Première réunion, premières démissions
Ce 11 décembre, Hélène Roques s’est montrée critique à l’égard de cette notion de « parents défaillants ». La fondatrice de la structure Notre Avenir pour tous a indiqué sur FranceInfo ne pas savoir ce que cela signifie. « On est peut-être nombreux à se reconnaître dans le fait qu’on n’est pas forcément des parents parfaits. C’est une question intéressante de savoir ce que sont des 'parents défaillants' avant de commenter ce qu’on pourrait leur faire faire. Sinon, on risque d’être trop nombreux ».
Non avertis que ces travaux étaient liés aux émeutes urbaines consécutives à la mort de Nahel, plusieurs membres de la commission dite scientifique sur la parentalité, souhaitée par la ministre des Solidarités et des Familles, ont annoncé le 11 décembre, jour de la première réunion, leur démission. C’est le cas des sociologues Claude Martin et Irène Théry ainsi que la chercheuse au CNRS Agnès Martial. « Agnès Martial, Claude Martin et moi sommes arrivés avec un texte expliquant les raisons de notre démission. Nous avons regretté que les travaux à venir soient placés sous l’égide de méthodes répressives », indique au Monde Irène Théry, en déplorant « la confusion faite entre les politiques et les chercheurs », relaie Le Monde.
L’hebdomadaire précise que les principales pistes de réflexion de la commission devraient concerner les options permettant d’épauler les parents dépassés, de dénouer les conflits familiaux et de prendre en charge la violence et les dépendances des jeunes.

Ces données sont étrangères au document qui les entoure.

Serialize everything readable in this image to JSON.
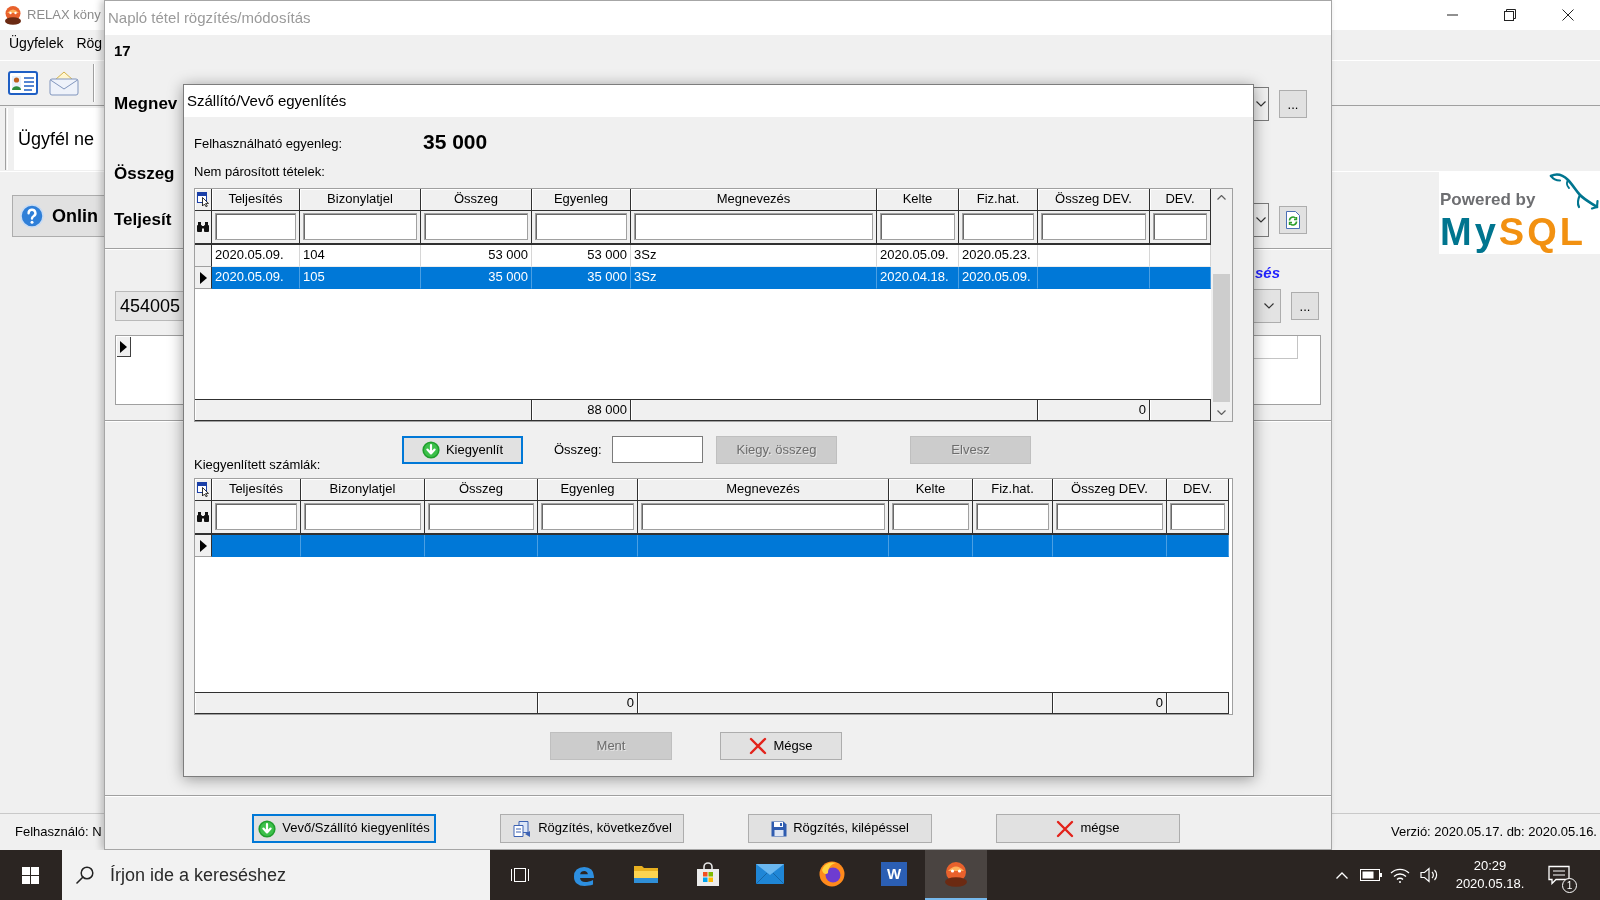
{
  "main_window": {
    "title": "RELAX köny",
    "menu": [
      "Ügyfelek",
      "Rög"
    ],
    "client_header": "Ügyfél ne",
    "online_button": "Onlin",
    "logo": {
      "caption": "Powered by",
      "wordmark": [
        {
          "text": "My",
          "color": "#00758f"
        },
        {
          "text": "SQL",
          "color": "#f29111"
        }
      ]
    },
    "status_bar": {
      "user": "Felhasználó: N",
      "version": "Verzió: 2020.05.17. db: 2020.05.16."
    }
  },
  "journal_window": {
    "title": "Napló tétel rögzítés/módosítás",
    "number": "17",
    "fields": [
      {
        "label": "Megnev",
        "kind": "lookup",
        "button": "..."
      },
      {
        "label": "Összeg",
        "kind": "plain"
      },
      {
        "label": "Teljesít",
        "kind": "refresh"
      }
    ],
    "link": "sés",
    "account": {
      "value": "454005",
      "button": "..."
    },
    "grid": {
      "rows": [
        {
          "selected": true
        }
      ]
    },
    "buttons": [
      {
        "label": "Vevő/Szállító kiegyenlítés",
        "kind": "settle",
        "focused": true
      },
      {
        "label": "Rögzítés, következővel",
        "kind": "save_next",
        "focused": false
      },
      {
        "label": "Rögzítés, kilépéssel",
        "kind": "save_exit",
        "focused": false
      },
      {
        "label": "mégse",
        "kind": "cancel",
        "focused": false
      }
    ]
  },
  "dialog": {
    "title": "Szállító/Vevő egyenlítés",
    "balance_label": "Felhasználható egyenleg:",
    "balance": "35 000",
    "open_items": {
      "caption": "Nem párosított tételek:",
      "columns": [
        {
          "title": "Teljesítés"
        },
        {
          "title": "Bizonylatjel"
        },
        {
          "title": "Összeg",
          "numeric": true
        },
        {
          "title": "Egyenleg",
          "numeric": true,
          "total": "88 000"
        },
        {
          "title": "Megnevezés"
        },
        {
          "title": "Kelte"
        },
        {
          "title": "Fiz.hat."
        },
        {
          "title": "Összeg DEV.",
          "total": "0"
        },
        {
          "title": "DEV."
        }
      ],
      "rows": [
        {
          "cells": [
            "2020.05.09.",
            "104",
            "53 000",
            "53 000",
            "3Sz",
            "2020.05.09.",
            "2020.05.23."
          ],
          "selected": false
        },
        {
          "cells": [
            "2020.05.09.",
            "105",
            "35 000",
            "35 000",
            "3Sz",
            "2020.04.18.",
            "2020.05.09."
          ],
          "selected": true
        }
      ]
    },
    "actions": [
      {
        "kind": "settle",
        "label": "Kiegyenlít",
        "focused": true,
        "disabled": false
      },
      {
        "kind": "amount",
        "label": "Összeg:",
        "focused": false,
        "disabled": false
      },
      {
        "kind": "partial",
        "label": "Kiegy. összeg",
        "focused": false,
        "disabled": true
      },
      {
        "kind": "remove",
        "label": "Elvesz",
        "focused": false,
        "disabled": true
      }
    ],
    "settled": {
      "caption": "Kiegyenlített számlák:",
      "columns": [
        {
          "title": "Teljesítés"
        },
        {
          "title": "Bizonylatjel"
        },
        {
          "title": "Összeg"
        },
        {
          "title": "Egyenleg",
          "total": "0"
        },
        {
          "title": "Megnevezés"
        },
        {
          "title": "Kelte"
        },
        {
          "title": "Fiz.hat."
        },
        {
          "title": "Összeg DEV.",
          "total": "0"
        },
        {
          "title": "DEV."
        }
      ],
      "rows": [
        {
          "selected": true
        }
      ]
    },
    "buttons": [
      {
        "label": "Ment",
        "kind": "save",
        "disabled": true
      },
      {
        "label": "Mégse",
        "kind": "cancel",
        "disabled": false
      }
    ]
  },
  "taskbar": {
    "search": {
      "placeholder": "Írjon ide a kereséshez"
    },
    "apps": [
      {
        "kind": "browser",
        "letter": "e",
        "selected": false
      },
      {
        "kind": "folder",
        "selected": false
      },
      {
        "kind": "store",
        "selected": false
      },
      {
        "kind": "mail",
        "selected": false
      },
      {
        "kind": "fox_globe",
        "selected": false
      },
      {
        "kind": "letter_tile",
        "letter": "W",
        "selected": false
      },
      {
        "kind": "app",
        "selected": true
      }
    ],
    "clock": {
      "time": "20:29",
      "date": "2020.05.18."
    },
    "notifications": "1"
  }
}
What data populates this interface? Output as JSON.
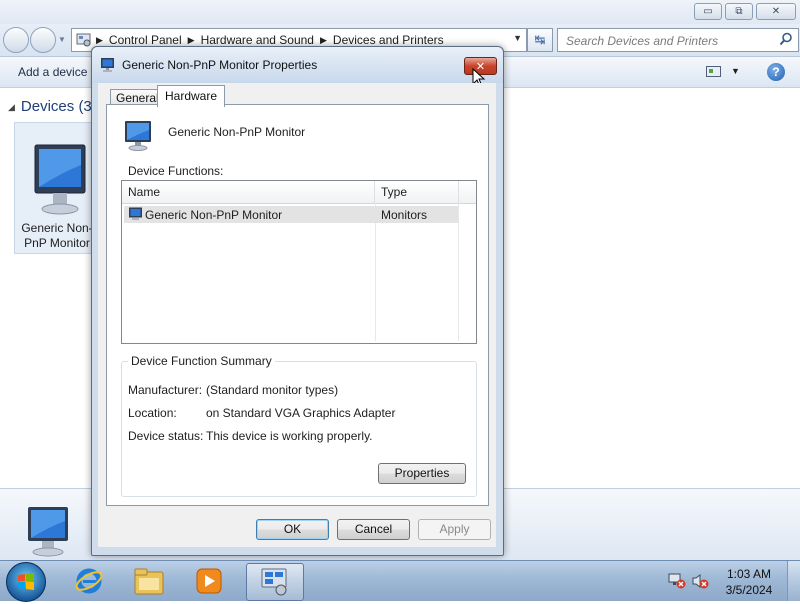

« J'ai une certitude : nous ne pouvons pas nous passer des parents, ni faire sans eux, ni contre eux », ajoute Aurore Bergé, qui entame le 11 décembre "un tour de France de la parentalité", avec une première étape près d'Angers (Maine-et-Loire). « Il y a clairement un enjeu d’autorité à restaurer, ce n’est ni ringard ni réac de le dire. On voit bien que des parents peuvent être dépassés, déboussolés face aux nouveaux risques: sédentarité, importance grandissante des écrans aussi. Et tous les milieux sociaux sont affectés », déclare la ministre dans son interview à hebdomadaire dominical. Évoquant « ces mères de famille sortant dans la rue, le soir, pour récupérer leurs enfants et les remettre dans le droit chemin » lors des émeutes de fin juin, Aurore Bergé considère que « nous ne pouvons pas nous intéresser à la parentalité uniquement face aux crises ». « Ça signifie quoi être des parents ? Et où est le second parent, souvent le père ? Les pères ne peuvent pas se résumer à une pension alimentaire. La société a fini par s’accommoder du fait que les femmes assument seules certaines missions auprès des enfants », poursuit-elle.
La ministre des Solidarités et des Familles annonce également une augmentation « dès 2024 et jusqu'en 2027 » de «30%» des ressources allouées aux CAF pour soutenir et informer les parents dans leur rôle éducatif. « Mais nous avons besoin qu'ils soient pleinement des parents, et tous les jours de la vie de leurs enfants »
Autre mesure : d’ici 2025, le congé familial deviendra « plus simple et plus souple ». Cela signifie que les parents pourront le prendre en même temps ou séparément avec « une indemnisation clairement plus élevée que le congé parental actuel ».